738, 744 (1967). Stewart has not accepted our invitation to respond to counsel’s facially
adequate submission. See CIR. R. 51(b).
Counsel correctly observes that this appeal is limited in scope. Arguments that were
made or could have been made in the last appeal cannot be raised here. See United States v.

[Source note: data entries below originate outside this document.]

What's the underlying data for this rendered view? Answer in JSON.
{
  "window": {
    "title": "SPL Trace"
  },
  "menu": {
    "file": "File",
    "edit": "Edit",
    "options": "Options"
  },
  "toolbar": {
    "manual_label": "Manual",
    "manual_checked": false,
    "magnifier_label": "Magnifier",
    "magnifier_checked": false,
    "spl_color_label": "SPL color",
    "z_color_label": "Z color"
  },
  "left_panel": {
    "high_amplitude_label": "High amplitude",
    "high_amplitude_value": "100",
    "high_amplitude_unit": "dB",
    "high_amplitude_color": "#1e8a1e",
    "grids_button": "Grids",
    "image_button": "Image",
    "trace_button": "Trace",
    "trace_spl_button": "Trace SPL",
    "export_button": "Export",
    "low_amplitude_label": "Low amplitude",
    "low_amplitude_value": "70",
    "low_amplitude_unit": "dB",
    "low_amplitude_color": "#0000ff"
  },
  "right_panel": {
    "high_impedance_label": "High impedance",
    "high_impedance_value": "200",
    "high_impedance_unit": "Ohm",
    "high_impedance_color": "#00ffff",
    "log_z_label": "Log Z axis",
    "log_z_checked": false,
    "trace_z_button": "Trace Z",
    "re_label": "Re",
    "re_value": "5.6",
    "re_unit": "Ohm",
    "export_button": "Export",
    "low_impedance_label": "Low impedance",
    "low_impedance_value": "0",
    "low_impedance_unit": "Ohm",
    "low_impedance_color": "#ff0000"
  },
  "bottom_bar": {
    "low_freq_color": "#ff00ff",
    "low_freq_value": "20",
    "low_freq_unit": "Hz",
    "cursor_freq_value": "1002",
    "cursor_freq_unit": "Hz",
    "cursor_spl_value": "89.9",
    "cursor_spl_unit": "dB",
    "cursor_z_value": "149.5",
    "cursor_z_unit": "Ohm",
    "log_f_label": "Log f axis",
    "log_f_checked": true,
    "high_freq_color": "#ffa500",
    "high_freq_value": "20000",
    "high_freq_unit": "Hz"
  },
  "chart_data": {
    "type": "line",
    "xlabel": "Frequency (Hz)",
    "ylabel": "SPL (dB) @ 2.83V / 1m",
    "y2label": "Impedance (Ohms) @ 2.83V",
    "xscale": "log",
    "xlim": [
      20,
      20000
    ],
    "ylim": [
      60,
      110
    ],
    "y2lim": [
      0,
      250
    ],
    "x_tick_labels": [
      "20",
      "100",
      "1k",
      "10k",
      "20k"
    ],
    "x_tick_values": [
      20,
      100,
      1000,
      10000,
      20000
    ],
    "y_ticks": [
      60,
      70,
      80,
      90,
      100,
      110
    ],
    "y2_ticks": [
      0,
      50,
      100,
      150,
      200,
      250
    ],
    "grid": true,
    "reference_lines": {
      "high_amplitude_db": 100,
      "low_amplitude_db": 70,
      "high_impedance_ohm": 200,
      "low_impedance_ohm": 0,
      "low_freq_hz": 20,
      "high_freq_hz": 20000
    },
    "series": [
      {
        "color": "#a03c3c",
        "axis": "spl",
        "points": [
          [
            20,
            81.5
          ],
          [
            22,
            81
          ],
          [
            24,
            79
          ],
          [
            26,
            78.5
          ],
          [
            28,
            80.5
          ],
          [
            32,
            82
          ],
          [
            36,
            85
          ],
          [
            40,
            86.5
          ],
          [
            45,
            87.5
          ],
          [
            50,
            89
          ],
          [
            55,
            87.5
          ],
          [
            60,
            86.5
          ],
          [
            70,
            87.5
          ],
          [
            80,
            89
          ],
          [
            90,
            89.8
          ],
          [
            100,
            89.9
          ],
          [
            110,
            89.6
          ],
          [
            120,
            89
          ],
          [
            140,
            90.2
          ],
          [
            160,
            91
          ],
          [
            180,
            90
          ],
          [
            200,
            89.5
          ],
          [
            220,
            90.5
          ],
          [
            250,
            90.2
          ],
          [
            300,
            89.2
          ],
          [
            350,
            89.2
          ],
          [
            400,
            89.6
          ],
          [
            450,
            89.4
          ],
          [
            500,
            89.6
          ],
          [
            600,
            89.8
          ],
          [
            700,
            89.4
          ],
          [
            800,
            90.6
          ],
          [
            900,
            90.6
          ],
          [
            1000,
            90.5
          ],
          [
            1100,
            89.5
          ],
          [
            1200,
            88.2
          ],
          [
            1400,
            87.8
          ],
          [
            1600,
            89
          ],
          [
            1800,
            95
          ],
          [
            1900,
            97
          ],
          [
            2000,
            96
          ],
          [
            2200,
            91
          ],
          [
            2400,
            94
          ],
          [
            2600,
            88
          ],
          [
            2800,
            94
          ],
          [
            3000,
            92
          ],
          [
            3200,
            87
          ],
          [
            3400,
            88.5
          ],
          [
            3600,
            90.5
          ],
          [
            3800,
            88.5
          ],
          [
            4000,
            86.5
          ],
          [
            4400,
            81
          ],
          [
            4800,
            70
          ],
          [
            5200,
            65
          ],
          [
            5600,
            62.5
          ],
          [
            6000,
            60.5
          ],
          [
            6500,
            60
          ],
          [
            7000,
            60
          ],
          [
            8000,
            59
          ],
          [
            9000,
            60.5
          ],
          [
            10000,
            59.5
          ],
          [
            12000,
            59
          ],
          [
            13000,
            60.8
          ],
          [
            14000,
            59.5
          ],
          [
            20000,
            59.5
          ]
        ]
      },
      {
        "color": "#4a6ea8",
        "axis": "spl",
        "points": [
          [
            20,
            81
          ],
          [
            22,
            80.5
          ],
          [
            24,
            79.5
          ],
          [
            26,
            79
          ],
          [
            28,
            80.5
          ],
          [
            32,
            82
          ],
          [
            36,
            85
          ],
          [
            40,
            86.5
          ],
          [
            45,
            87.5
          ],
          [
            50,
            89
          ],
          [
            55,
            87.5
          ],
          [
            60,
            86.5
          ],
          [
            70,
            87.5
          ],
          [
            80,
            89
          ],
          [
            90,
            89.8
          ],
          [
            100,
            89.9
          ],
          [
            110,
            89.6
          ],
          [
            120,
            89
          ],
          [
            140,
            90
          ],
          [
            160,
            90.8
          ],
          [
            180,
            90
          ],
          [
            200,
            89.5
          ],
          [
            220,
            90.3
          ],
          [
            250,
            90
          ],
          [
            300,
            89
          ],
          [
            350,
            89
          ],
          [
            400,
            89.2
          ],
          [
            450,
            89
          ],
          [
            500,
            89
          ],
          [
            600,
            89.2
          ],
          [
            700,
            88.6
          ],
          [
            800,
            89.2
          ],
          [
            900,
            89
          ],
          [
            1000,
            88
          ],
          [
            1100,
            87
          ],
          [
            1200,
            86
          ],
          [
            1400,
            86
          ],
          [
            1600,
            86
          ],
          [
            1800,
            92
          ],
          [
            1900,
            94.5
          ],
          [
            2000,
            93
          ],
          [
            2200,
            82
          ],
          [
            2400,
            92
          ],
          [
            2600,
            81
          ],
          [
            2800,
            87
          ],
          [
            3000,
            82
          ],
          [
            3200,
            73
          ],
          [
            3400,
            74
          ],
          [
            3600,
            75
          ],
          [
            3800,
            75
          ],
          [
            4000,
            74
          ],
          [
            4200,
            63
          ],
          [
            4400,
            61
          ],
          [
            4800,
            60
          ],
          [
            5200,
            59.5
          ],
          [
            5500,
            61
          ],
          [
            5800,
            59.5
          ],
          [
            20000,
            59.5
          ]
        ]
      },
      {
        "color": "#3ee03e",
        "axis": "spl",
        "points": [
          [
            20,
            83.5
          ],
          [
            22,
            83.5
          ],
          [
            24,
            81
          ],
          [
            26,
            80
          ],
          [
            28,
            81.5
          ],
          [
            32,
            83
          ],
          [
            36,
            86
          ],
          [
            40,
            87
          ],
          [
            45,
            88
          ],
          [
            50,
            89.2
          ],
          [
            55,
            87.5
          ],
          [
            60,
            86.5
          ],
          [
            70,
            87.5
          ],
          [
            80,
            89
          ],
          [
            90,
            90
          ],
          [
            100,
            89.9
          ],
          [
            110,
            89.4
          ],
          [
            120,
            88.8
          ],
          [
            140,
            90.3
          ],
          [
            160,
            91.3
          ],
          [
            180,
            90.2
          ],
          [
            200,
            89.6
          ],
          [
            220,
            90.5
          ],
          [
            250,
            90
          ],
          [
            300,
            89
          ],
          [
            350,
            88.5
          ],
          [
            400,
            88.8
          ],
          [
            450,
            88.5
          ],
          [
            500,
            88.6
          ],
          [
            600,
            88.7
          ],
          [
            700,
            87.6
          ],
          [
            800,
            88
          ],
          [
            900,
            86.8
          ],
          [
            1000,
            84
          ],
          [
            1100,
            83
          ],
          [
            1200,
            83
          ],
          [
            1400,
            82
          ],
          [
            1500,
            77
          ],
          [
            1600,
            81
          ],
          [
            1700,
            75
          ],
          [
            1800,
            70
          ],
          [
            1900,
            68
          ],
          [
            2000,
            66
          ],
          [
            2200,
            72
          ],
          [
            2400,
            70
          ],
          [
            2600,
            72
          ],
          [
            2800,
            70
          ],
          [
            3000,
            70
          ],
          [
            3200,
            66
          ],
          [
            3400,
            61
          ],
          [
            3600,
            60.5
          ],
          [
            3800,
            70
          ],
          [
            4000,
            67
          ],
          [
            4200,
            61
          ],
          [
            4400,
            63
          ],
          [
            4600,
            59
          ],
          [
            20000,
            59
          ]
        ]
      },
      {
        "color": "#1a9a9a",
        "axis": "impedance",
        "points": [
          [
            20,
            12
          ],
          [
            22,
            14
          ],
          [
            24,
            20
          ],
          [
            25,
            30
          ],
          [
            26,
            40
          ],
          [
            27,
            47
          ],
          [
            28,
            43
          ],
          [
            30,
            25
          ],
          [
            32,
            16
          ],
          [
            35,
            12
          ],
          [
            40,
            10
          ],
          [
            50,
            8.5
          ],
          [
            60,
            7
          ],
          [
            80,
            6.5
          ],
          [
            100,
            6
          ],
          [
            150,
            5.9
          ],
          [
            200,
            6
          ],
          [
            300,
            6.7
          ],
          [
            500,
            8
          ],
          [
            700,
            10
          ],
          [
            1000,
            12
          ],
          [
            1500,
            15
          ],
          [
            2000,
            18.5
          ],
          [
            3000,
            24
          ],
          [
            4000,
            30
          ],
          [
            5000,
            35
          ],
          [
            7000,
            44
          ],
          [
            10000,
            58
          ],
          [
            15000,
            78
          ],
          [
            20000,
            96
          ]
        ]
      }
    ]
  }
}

Swanson, 483 F.3d 509, 514‐15 (7th Cir. 2007); United States v. Husband, 312 F.3d 247, 250‐51
(7th Cir. 2002), United States v. Sumner, 325 F.3d 884, 891‐92 (7th Cir. 2003). Counsel finds no
fault with the district court’s application of the retroactive amendment to the sentencing
guidelines, or to the court’s determination that this amendment reduced Stewart’s offense
level by two levels and lowered his imprisonment range to 235 to 293 months. The only
potential arguments, then, concern the procedural and substantive reasonableness of the
sentence imposed.
Counsel has considered those points but concludes that a reasonableness argument
would be frivolous. We agree. At resentencing the district court did as we directed and,
after hearing from counsel and Stewart, expressly considered Stewart’s assertion that a
below‐range sentence was appropriate due to the different sentencing ranges for crimes
involving like amounts of powder and crack cocaine. The district court was not persuaded
by that contention (or by Stewart’s other arguments in mitigation) and instead imposed a
sentence within the applicable range, and appellate counsel is unable to identify any reason
to disregard the presumption of reasonableness applicable to that within‐guidelines
sentence. See Rita v. United States, 551 U.S. 338, 347 (2007); United States v. Pulley, 601 F.3d
660, 668 (7th Cir. 2010).
Counsel’s motion to withdraw is GRANTED, and the appeal is DISMISSED.